Örgü ören eller artık gümüşe şekil

Örgü ören eller artık gümüşe şekil veriyor -Trabzonda önemli el sanatlarından olmasına rağmen ilgisizlikten unutulmaya yüz tutan kazaziye, son yıllarda açılan kurslarla ev kadınları için gelir kapısı oldu -Trabzon Olgunlaşma Enstitüsü
TRABZON (A.A) - Meltem Yılmaz - Trabzonda önemli el sanatları arasında yer alan kazaziye, son yıllarda altın çağını yaşıyor.
     Trabzon Olgunlaşma Enstitüsü kuyumculuk teknolojisi öğretmeni Serpil Doruk, AA muhabirine yaptığı açıklamada, yörenin en tanınmış el sanatlarından olan kazaziyenin, Osmanlı İmparatorluğu zamanında Anadolunun önemli yerlerinde yaşatıldığını ancak Cumhuriyet kurulduktan sonra bu sanatın sadece Trabzonda devam ettirildiği söyledi.
     Kazaziyenin, altın ve gümüş tellerin inceltilmesiyle yapıldığını anlatan Doruk, "Önce 24 ayar saf altın ve bin ayar saf gümüş, 0.08 mikron kalınlığında ince tel haline getiriliyor. Saç teli kalınlığındaki bu tel, bir çıkrık yardımıyla ipek iplik üzerine sıkı bir yay gibi sarılarak belli bir esneklik ve kalınlığa ulaşıyor. Bu kalınlığa getirilen tel, kazaziye sanatının ana maddesini oluşturuyor" dedi.
     Bu telden tamamen tel örgü teknikleri kullanılarak değişik parçalar üretildiğini ifade eden Doruk, "Tasarlanan ürüne göre bu parçacıklar birleştirilerek takıya dönüştürülüyor. Eskiden sadece tespih püskülü olarak kullanılan kazaziye işinde artık modern ve klasik kolyeler, küpeler, bileklikler, kolye uçları, kol düğmeleri gibi değişik ürünler üretiliyor" diye konuştu.
    
     -"Trabzonda kazaziye altın dönemini yaşıyor"-
    
     Doruk, unutulmaya yüz tutmuş kazaziye sanatının son yıllarda yeniden canlandığına dikkati çekerek Doruk, şöyle devam etti:
     "Trabzonda kazaziye 5-6 yıldır altın dönemini yaşıyor. Kazazlık sayesinde bir çok kadınımız para kazanarak aile bütçesine katkıda bulunuyor. Bizim amacımız yöresel el sanatlarımızı yaşatarak geçmişten geleceğe taşımak. Okulumuzdaki kazazlık kursları aşırı ilgi görüyor. Şu anda 20 kursiyerimiz var. Bireysel ve toplu siparişler alıyoruz. Birçok kadınımız bu sayede hem meslek sahibi oluyor hem de para kazanarak aile bütçesine katkıda bulunuyor."
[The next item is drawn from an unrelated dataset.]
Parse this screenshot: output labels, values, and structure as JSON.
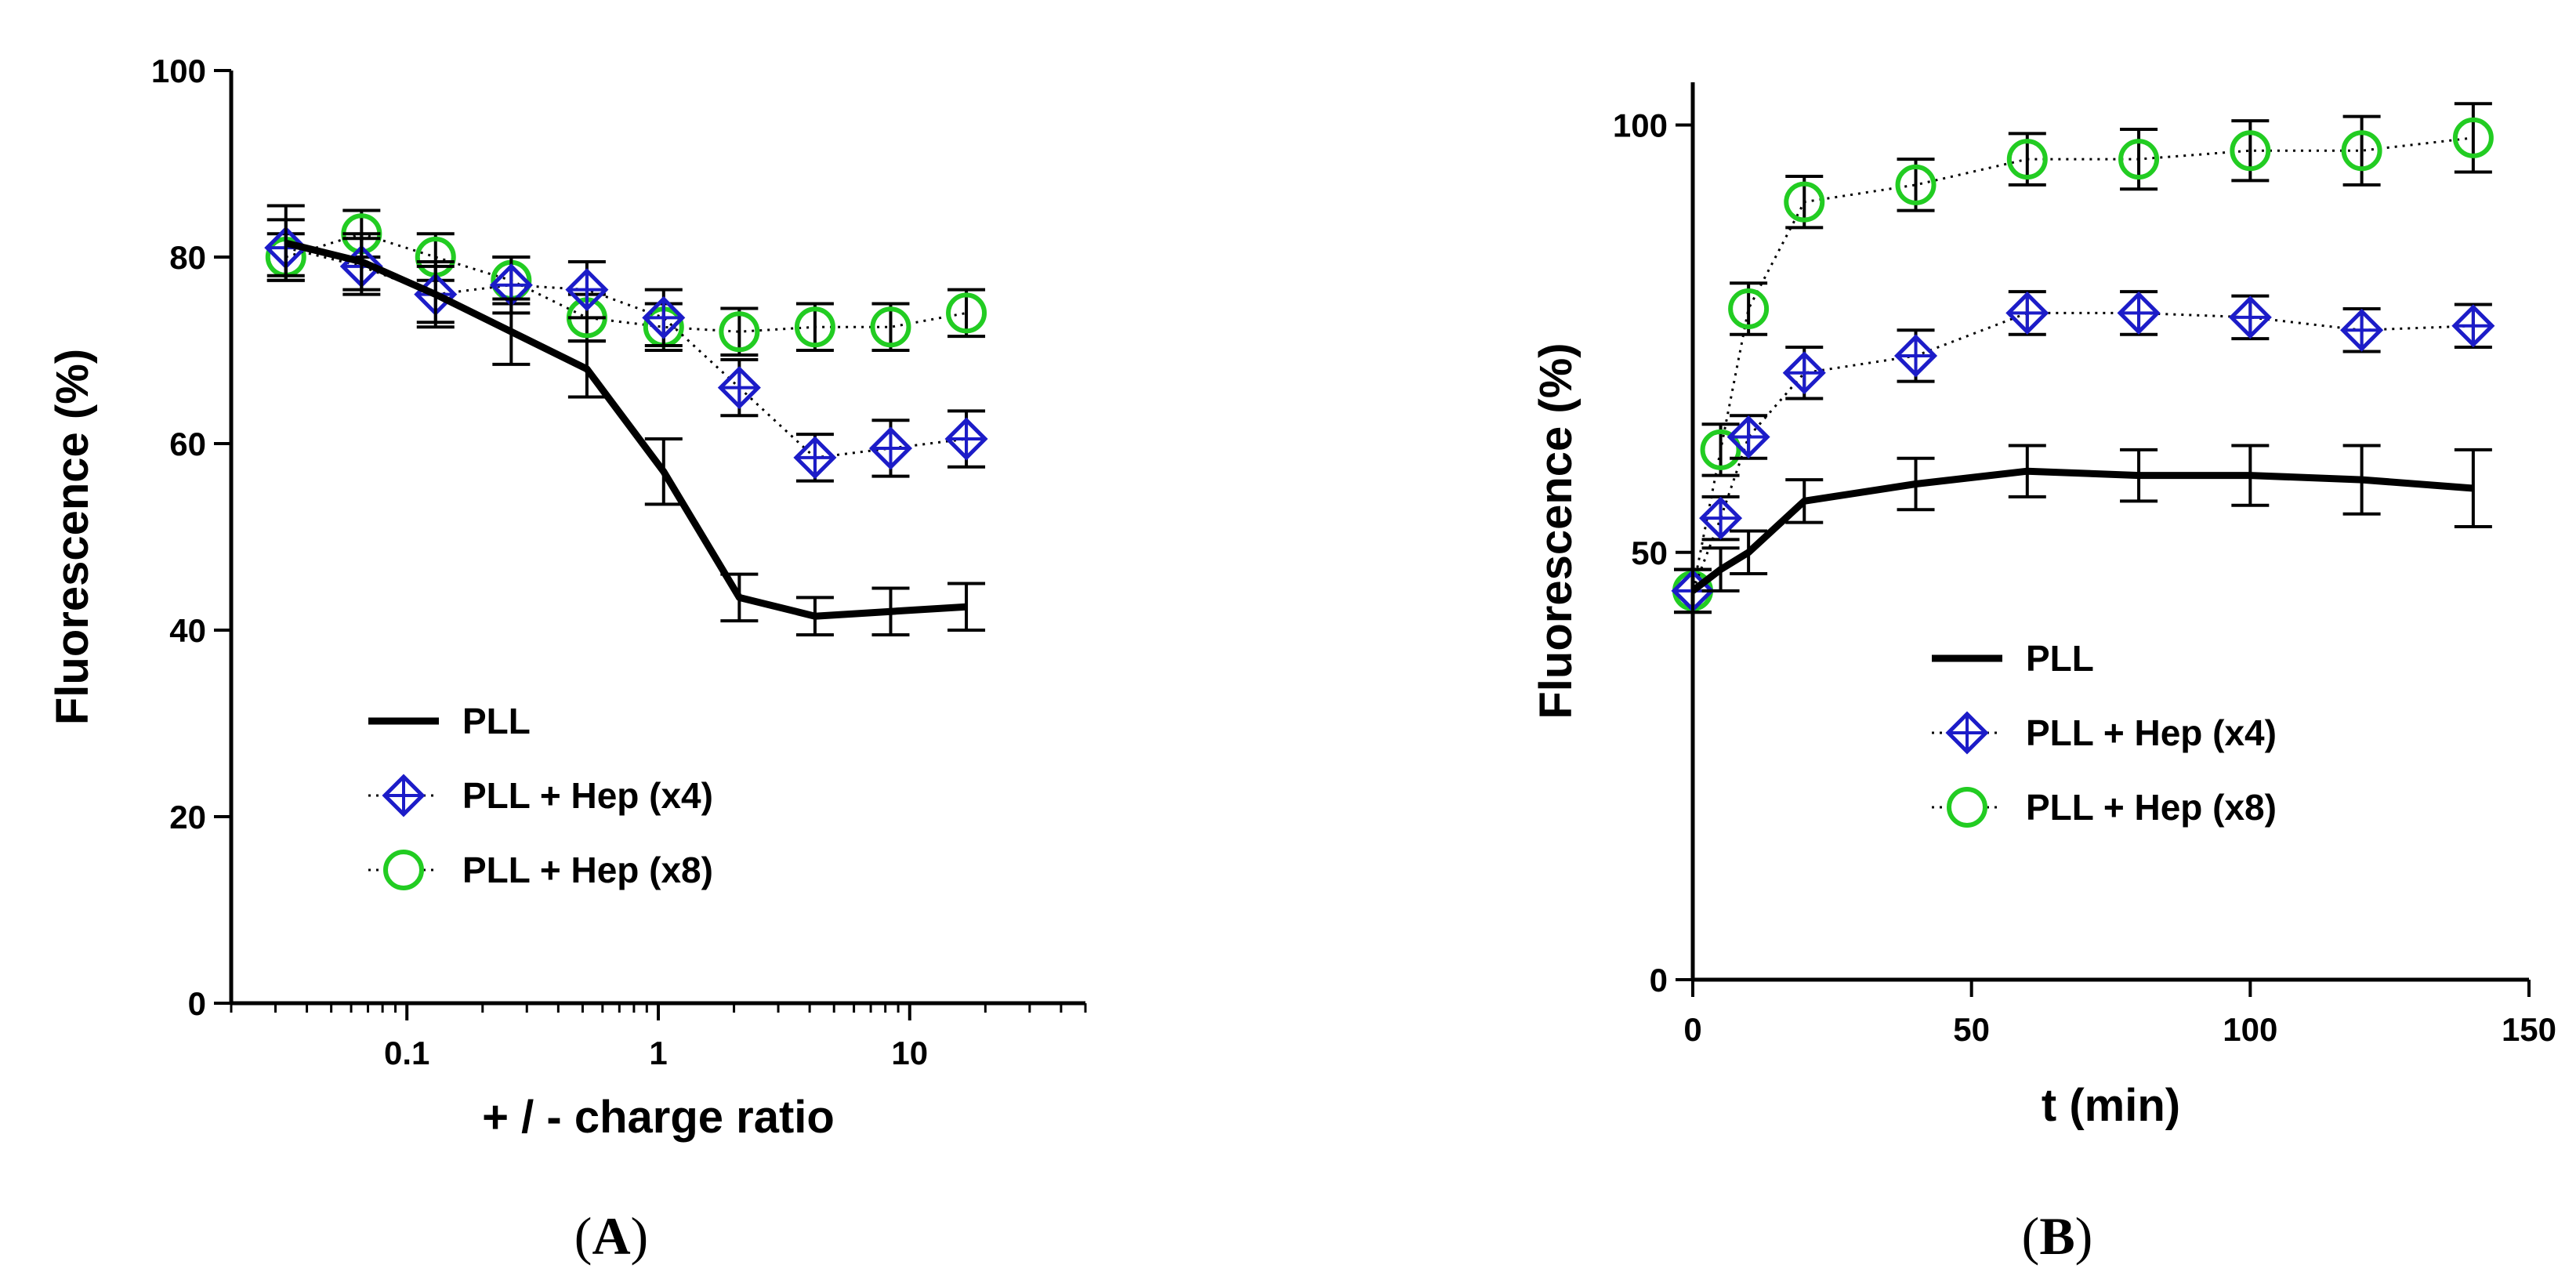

     Kadın istihdamını artırmayı da amaçladıklarını vurgulayan Doruk, "Kadın istihdamına yönelik Avrupa Birliği projemiz oldu. Projeden sonra birkaç kursiyerimiz kendi atölyesini açarak çalışıyor. Bunun dışında İŞKURdan üç proje, Doğu Karadeniz Kalkınma Ajansından (DOKA) ise 2 projemiz oldu. Kadınlarımız bu sayede istihdam edilerek para kazanıyor" ifadelerini kullandı.
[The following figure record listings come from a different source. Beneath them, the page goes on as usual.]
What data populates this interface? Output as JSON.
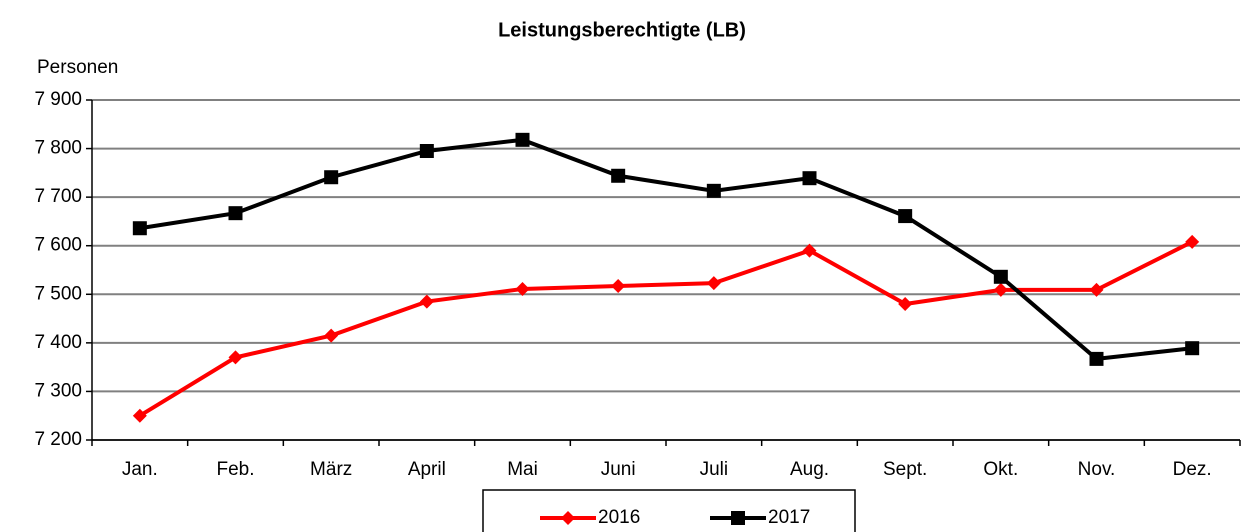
{
  "chart_data": {
    "type": "line",
    "title": "Leistungsberechtigte (LB)",
    "y_label": "Personen",
    "categories": [
      "Jan.",
      "Feb.",
      "März",
      "April",
      "Mai",
      "Juni",
      "Juli",
      "Aug.",
      "Sept.",
      "Okt.",
      "Nov.",
      "Dez."
    ],
    "series": [
      {
        "name": "2016",
        "color": "#ff0000",
        "marker": "diamond",
        "values": [
          7250,
          7370,
          7415,
          7485,
          7511,
          7517,
          7523,
          7590,
          7480,
          7509,
          7509,
          7608
        ]
      },
      {
        "name": "2017",
        "color": "#000000",
        "marker": "square",
        "values": [
          7636,
          7667,
          7741,
          7795,
          7818,
          7744,
          7713,
          7739,
          7661,
          7536,
          7367,
          7389
        ]
      }
    ],
    "ylim": [
      7200,
      7900
    ],
    "yticks": [
      {
        "value": 7200,
        "label": "7 200"
      },
      {
        "value": 7300,
        "label": "7 300"
      },
      {
        "value": 7400,
        "label": "7 400"
      },
      {
        "value": 7500,
        "label": "7 500"
      },
      {
        "value": 7600,
        "label": "7 600"
      },
      {
        "value": 7700,
        "label": "7 700"
      },
      {
        "value": 7800,
        "label": "7 800"
      },
      {
        "value": 7900,
        "label": "7 900"
      }
    ],
    "grid": true,
    "legend": "bottom"
  }
}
     Doruk, kazaziye ürünlerinin yurt içi ve yurt dışından büyük talep gördüğünü belirterek, "Ürünlerimizi, sergilerimizde ve fuarlarda satışa sunuyoruz. Özellikle Arap ve Japon turistler, el sanatına çok fazla ilgi gösteriyor. Gerek yurt içi gerekse yurt dışından aşırı talep alıyoruz ve bu talepler doğrultusunda üretim yapıyoruz. Bu da Trabzon ve çevresine kazanç getiriyor" dedi.
    
     -"Kadınlar için güzel bir alternatif"-
    
     Trabzonlu ev hanımı Gülten Ertem, ev kadınları için bu işin güzel bir alternatif olduğunu kaydederek, şunları kaydetti:
     "Bu mesleğe 15 yıl önce başladım. Evime ve çocuklarıma katkıda bulunmak için hasır takı örüyordum. Daha sonra kazaziye örmeye başladım ve usta öğretici olarak görev yaptım. Kazaziye sanatı, ev hanımları için artık yeni geçim kaynağı oldu."
     Ukrayna uyruklu Olena Vural ise 5 aydır bu işi yaptığını ifade ederek, "Aile bütçesine katkıda bulunmak istedim ve bu iş aklıma geldi. Sipariş alarak ürettiğim ürünleri evimde yapıyorum ve para kazanıyorum. Artık bir işim var ve severek yapıyorum" diye konuştu.
     İki çocuk annesi Nurten Başocak, önceden dikiş nakış öğretmenliği yaptığını anlatarak, "Evimde sipariş üzerine iğne oyası yapıyordum, artık hasır ve kazaz örüyorum. Sekiz aydır bu işi yaparak 2 çocuğum ve aileme katkıda bulunmaya çalışıyorum" dedi.